Listowel master, North Kerry voice
Bryan MacMahon
Bryan MacMahon (1909–1998) was born in Listowel and taught at Scoil Réalta na Maidine in the town for forty-four years, becoming principal. He wrote novels ("The Honey Spike," 1967), short stories ("The Lion Tamer," "The Red Petticoat"), plays, two autobiographies ("The Master," 1992; "The Storyman," 1994) and produced the standard English translation of Peig Sayers's "Peig." He didn't live in Finuge. He didn't have to — the parish was on the road he travelled, in the children he taught, in the funerals he went to. North Kerry's literary century — MacMahon, John B. Keane, Brendan Kennelly — happened up the road, and the country it was written from runs through the village.
1888, and still going
Finuge GAA
Founded in 1888, four years after the GAA itself, the club has carried more weight than its size suggests. The big year was 2006: Kerry Junior champions, Munster Junior, then All-Ireland Junior Club at Croke Park. Add the Munster Junior of 2003 and 2005, the county Juniors of 1983, 1996, 2002 and 2004, and five North Kerry Senior titles (1967, 1987, 1996, 2001, 2011). The home ground is O'Sullivan Park. For senior county football, Finuge combines with the neighbouring clubs as Feale Rangers. The roll of senior Kerry players coming out of the parish is the long story: Jimmy Deenihan, Paul Galvin, Éamonn Fitzmaurice, Enda Galvin, Pat Corridan and the rest.
Four All-Irelands, and a clothing line
Paul Galvin
Born in Lixnaw in 1979, Galvin played his club football with Finuge from 1998 to 2015 and his county football with Kerry through the great mid-2000s run. Four senior All-Ireland medals (2004, 2006, 2007, 2009). Footballer of the Year in 2009. Three All-Stars. Captain of Kerry in 2008. The career was famous for the football and infamous for the temper — suspensions, headlines, comebacks. After football he moved into fashion, design and a column or two. The pitch that grew him is two minutes from Connaway's.

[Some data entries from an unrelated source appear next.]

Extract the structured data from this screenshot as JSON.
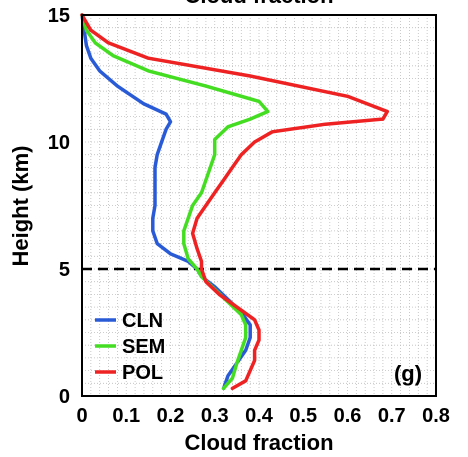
{
  "chart_data": {
    "type": "line",
    "title": "Cloud fraction",
    "xlabel": "Cloud fraction",
    "ylabel": "Height (km)",
    "xlim": [
      0,
      0.8
    ],
    "ylim": [
      0,
      15
    ],
    "xticks": [
      "0",
      "0.1",
      "0.2",
      "0.3",
      "0.4",
      "0.5",
      "0.6",
      "0.7",
      "0.8"
    ],
    "yticks": [
      "0",
      "5",
      "10",
      "15"
    ],
    "grid": true,
    "legend_position": "bottom-left",
    "panel_label": "(g)",
    "reference_line": {
      "y": 5,
      "style": "dashed",
      "color": "#000000"
    },
    "series": [
      {
        "name": "CLN",
        "color": "#2a5bd7",
        "points": [
          [
            0.32,
            0.3
          ],
          [
            0.33,
            0.8
          ],
          [
            0.35,
            1.3
          ],
          [
            0.37,
            1.8
          ],
          [
            0.38,
            2.3
          ],
          [
            0.38,
            2.8
          ],
          [
            0.36,
            3.3
          ],
          [
            0.33,
            3.8
          ],
          [
            0.3,
            4.3
          ],
          [
            0.27,
            4.7
          ],
          [
            0.26,
            5.0
          ],
          [
            0.24,
            5.3
          ],
          [
            0.2,
            5.6
          ],
          [
            0.17,
            6.0
          ],
          [
            0.16,
            6.5
          ],
          [
            0.16,
            7.0
          ],
          [
            0.165,
            7.5
          ],
          [
            0.165,
            8.0
          ],
          [
            0.165,
            8.5
          ],
          [
            0.165,
            9.0
          ],
          [
            0.17,
            9.5
          ],
          [
            0.18,
            10.0
          ],
          [
            0.19,
            10.5
          ],
          [
            0.2,
            10.8
          ],
          [
            0.19,
            11.1
          ],
          [
            0.14,
            11.5
          ],
          [
            0.08,
            12.2
          ],
          [
            0.04,
            12.8
          ],
          [
            0.02,
            13.3
          ],
          [
            0.01,
            13.8
          ],
          [
            0.005,
            14.4
          ],
          [
            0,
            15
          ]
        ]
      },
      {
        "name": "SEM",
        "color": "#44dd22",
        "points": [
          [
            0.32,
            0.3
          ],
          [
            0.34,
            0.7
          ],
          [
            0.35,
            1.3
          ],
          [
            0.36,
            1.8
          ],
          [
            0.37,
            2.3
          ],
          [
            0.37,
            2.8
          ],
          [
            0.36,
            3.2
          ],
          [
            0.33,
            3.7
          ],
          [
            0.3,
            4.2
          ],
          [
            0.27,
            4.7
          ],
          [
            0.26,
            5.0
          ],
          [
            0.24,
            5.4
          ],
          [
            0.23,
            6.0
          ],
          [
            0.23,
            6.5
          ],
          [
            0.24,
            7.0
          ],
          [
            0.25,
            7.5
          ],
          [
            0.27,
            8.0
          ],
          [
            0.28,
            8.5
          ],
          [
            0.29,
            9.0
          ],
          [
            0.3,
            9.5
          ],
          [
            0.3,
            10.1
          ],
          [
            0.33,
            10.6
          ],
          [
            0.38,
            10.9
          ],
          [
            0.42,
            11.2
          ],
          [
            0.4,
            11.6
          ],
          [
            0.28,
            12.2
          ],
          [
            0.15,
            12.8
          ],
          [
            0.07,
            13.4
          ],
          [
            0.03,
            13.9
          ],
          [
            0.01,
            14.4
          ],
          [
            0,
            15
          ]
        ]
      },
      {
        "name": "POL",
        "color": "#ee2222",
        "points": [
          [
            0.34,
            0.3
          ],
          [
            0.37,
            0.6
          ],
          [
            0.38,
            1.0
          ],
          [
            0.39,
            1.4
          ],
          [
            0.39,
            1.8
          ],
          [
            0.4,
            2.2
          ],
          [
            0.4,
            2.6
          ],
          [
            0.39,
            3.0
          ],
          [
            0.35,
            3.5
          ],
          [
            0.31,
            4.0
          ],
          [
            0.28,
            4.5
          ],
          [
            0.27,
            5.0
          ],
          [
            0.27,
            5.3
          ],
          [
            0.26,
            5.8
          ],
          [
            0.25,
            6.4
          ],
          [
            0.26,
            7.0
          ],
          [
            0.28,
            7.5
          ],
          [
            0.3,
            8.0
          ],
          [
            0.32,
            8.5
          ],
          [
            0.34,
            9.0
          ],
          [
            0.36,
            9.5
          ],
          [
            0.39,
            10.0
          ],
          [
            0.43,
            10.4
          ],
          [
            0.55,
            10.7
          ],
          [
            0.68,
            10.9
          ],
          [
            0.69,
            11.2
          ],
          [
            0.6,
            11.8
          ],
          [
            0.38,
            12.6
          ],
          [
            0.15,
            13.3
          ],
          [
            0.06,
            13.9
          ],
          [
            0.02,
            14.4
          ],
          [
            0,
            15
          ]
        ]
      }
    ]
  }
}
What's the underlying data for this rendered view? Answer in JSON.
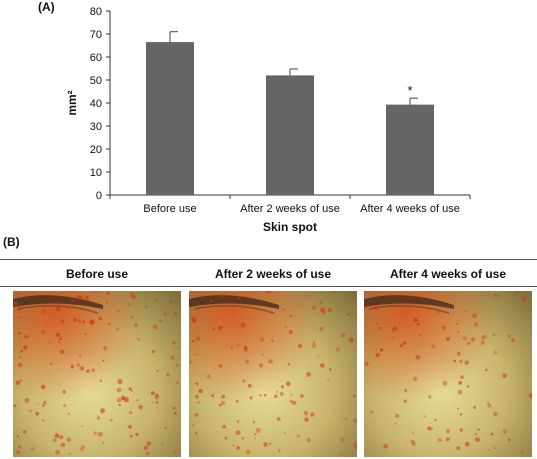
{
  "panel_a_label": "(A)",
  "panel_b_label": "(B)",
  "chart_data": {
    "type": "bar",
    "categories": [
      "Before use",
      "After 2 weeks of use",
      "After 4 weeks of use"
    ],
    "values": [
      66.5,
      52,
      39.3
    ],
    "errors": [
      4.5,
      2.8,
      2.8
    ],
    "annotations": [
      "",
      "",
      "*"
    ],
    "xlabel": "Skin spot",
    "ylabel": "mm²",
    "ylim": [
      0,
      80
    ],
    "yticks": [
      0,
      10,
      20,
      30,
      40,
      50,
      60,
      70,
      80
    ],
    "bar_color": "#666666",
    "grid": false
  },
  "panel_b": {
    "columns": [
      "Before use",
      "After 2 weeks of use",
      "After 4 weeks of use"
    ]
  },
  "colors": {
    "skin_base": "#c9b56c",
    "spot": "#cc3a16"
  }
}
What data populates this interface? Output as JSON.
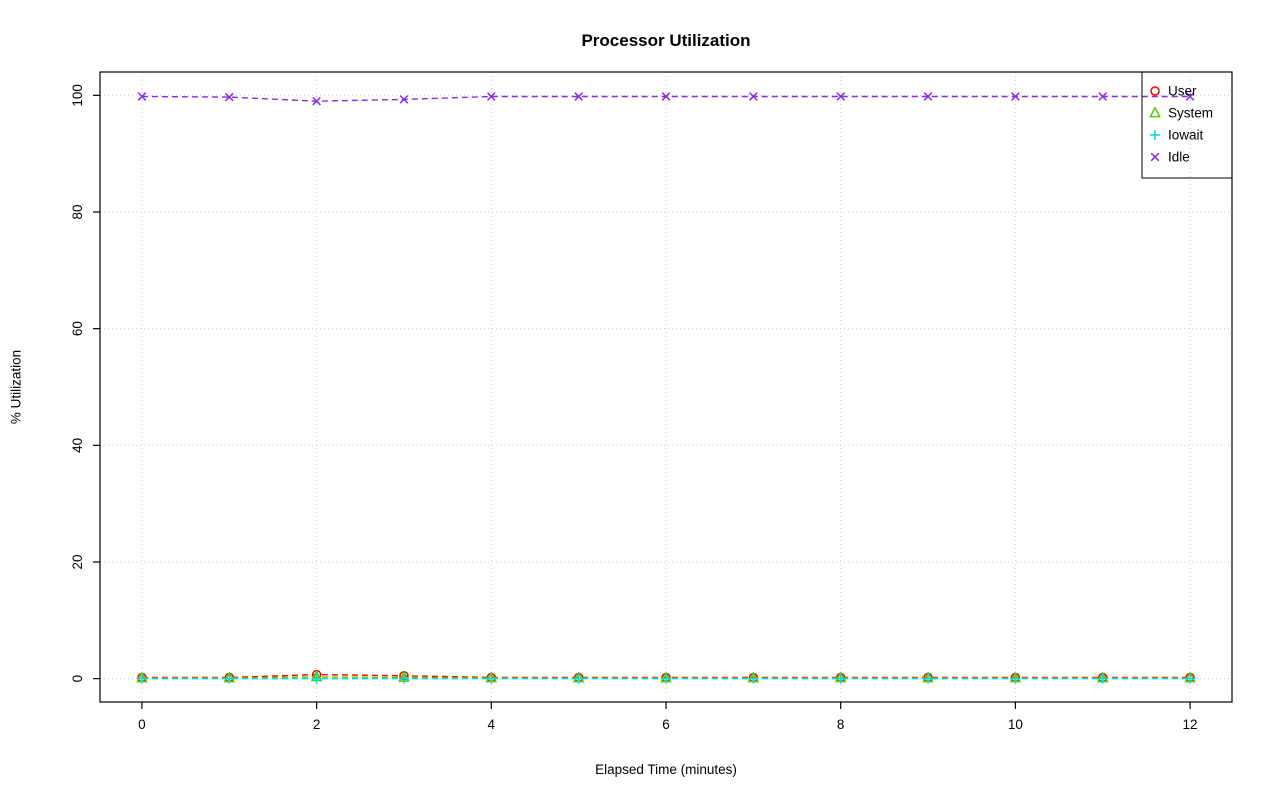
{
  "figure": {
    "title": "Processor Utilization",
    "xlabel": "Elapsed Time (minutes)",
    "ylabel": "% Utilization"
  },
  "chart_data": {
    "type": "line",
    "title": "Processor Utilization",
    "xlabel": "Elapsed Time (minutes)",
    "ylabel": "% Utilization",
    "x": [
      0,
      1,
      2,
      3,
      4,
      5,
      6,
      7,
      8,
      9,
      10,
      11,
      12
    ],
    "xlim": [
      0,
      12
    ],
    "ylim": [
      0,
      100
    ],
    "xticks": [
      0,
      2,
      4,
      6,
      8,
      10,
      12
    ],
    "yticks": [
      0,
      20,
      40,
      60,
      80,
      100
    ],
    "grid": true,
    "grid_style": "dotted",
    "line_style": "dashed",
    "legend_position": "top-right",
    "series": [
      {
        "name": "User",
        "color": "#FF0000",
        "marker": "circle",
        "values": [
          0.2,
          0.2,
          0.7,
          0.5,
          0.2,
          0.2,
          0.2,
          0.2,
          0.2,
          0.2,
          0.2,
          0.2,
          0.2
        ]
      },
      {
        "name": "System",
        "color": "#55CC00",
        "marker": "triangle",
        "values": [
          0.1,
          0.1,
          0.3,
          0.2,
          0.1,
          0.1,
          0.1,
          0.1,
          0.1,
          0.1,
          0.1,
          0.1,
          0.1
        ]
      },
      {
        "name": "Iowait",
        "color": "#00DDDD",
        "marker": "plus",
        "values": [
          0,
          0,
          0,
          0,
          0,
          0,
          0,
          0,
          0,
          0,
          0,
          0,
          0
        ]
      },
      {
        "name": "Idle",
        "color": "#8A2BE2",
        "marker": "x",
        "values": [
          99.8,
          99.7,
          99.0,
          99.3,
          99.8,
          99.8,
          99.8,
          99.8,
          99.8,
          99.8,
          99.8,
          99.8,
          99.8
        ]
      }
    ]
  }
}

Three hundred years at the cross
Sheehan's thatched house
At Finuge Cross stands a small thatched house that local historians put among the oldest surviving authentic thatched cottages in Ireland — at least three hundred years old, in continuous use through most of them. It is private property, not a museum, not signposted. You drive past it and if you don't know it's there, you don't see it. If you do, you slow down. The chapel is up the road; the pitch is beyond that; the village is the road between them.